É em grande parte um retrocesso perigoso o projeto de lei proposto pelo governo federal que altera trechos do Código de Trânsito Brasileiro (CTB). Diante da barbeiragem patrocinada pelo Planalto, é imperioso que o Congresso, ao examinar o texto, corrija os erros cometidos pela iniciativa que parece orgulhar o presidente Jair Bolsonaro. A legislação atual, implementada em 1997, nasceu de um clamor nacional em reação à carnificina das ruas e estradas brasileiras. Foi, portanto, um avanço na luta contra a irresponsabilidade de maus motoristas que arriscam a própria vida e a de inocentes ao cometerem imprudências em série ao volante. O êxito é comprovado pela redução do número de mortes nos últimos anos, tendência reforçada por medidas complementares, como a Lei Seca.
Dobrar o número de pontos na carteira para ter a licença de dirigir suspensa é quase um convite à transgressão
Não se prega a resistência em discutir eventuais mudanças no código que rege as relações entre condutores, veículos e pedestres. Muitos pontos podem ser aperfeiçoados em benefício da sociedade, como o prazo de validade maior das carteiras de habilitação. Mas sob hipótese nenhuma é aceitável dar uma guinada que faça o país voltar a assistir ao aumento dos índices de barbárie no trânsito. Há temas passíveis de serem discutidos, reexaminados e atualizados, se esta for uma conclusão baseada em estudos técnicos consistentes.
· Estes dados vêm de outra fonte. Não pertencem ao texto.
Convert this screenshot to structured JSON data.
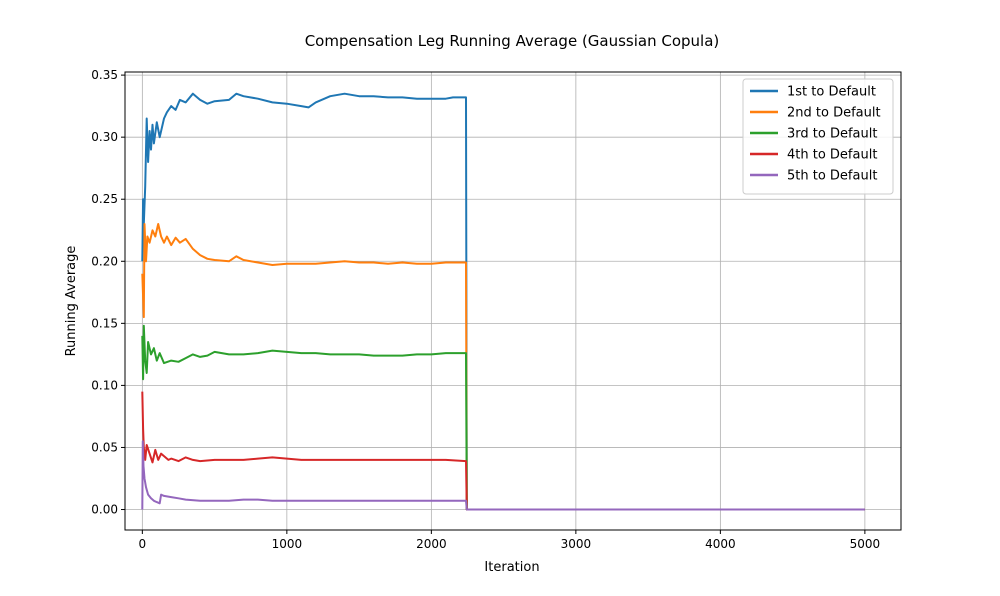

Outras questões, como as que envolvem bicicletas e patinetes elétricas, merecem maior atenção por se tornarem cada vez mais presentes no cotidiano das cidades brasileiras.
Entre os disparates incluídos no projeto de lei de Bolsonaro, está o fim das multas – com a substituição por uma simples advertência – para quem deixar de transportar crianças em cadeiras apropriadas, que levam em consideração altura e peso. Hoje, com a punição pecuniária em vigor, é possível observar no trânsito pais que levam seus filhos pequenos, muitos de colo, no assento do passageiro. Eliminar a sanção será um incentivo à insensatez, que terá como resultado o crescimento do número de vítimas fatais ou, ao menos, de feridos, muitas vezes causando sequelas para sempre.
Da mesma forma, a intenção populista de dobrar o número de pontos na carteira para ter a licença de dirigir suspensa é quase um convite ao comportamento transgressor. As inconsequências que recheiam o texto proposto pelo governo parecem ser um complemento à guerra aberta por Bolsonaro aos controladores de velocidade nas estradas, outra fixação do presidente contestada por especialistas.
Cabe agora a deputados e senadores, chamados a agir com bom senso, não permitirem o avanço dos desvarios contidos no projeto de lei. Mesmo assim, é inconcebível que um governo eleito brandindo a bandeira da segurança assuma uma posição que promove a imprudência ao volante e, com isso, relega a vida a um segundo plano.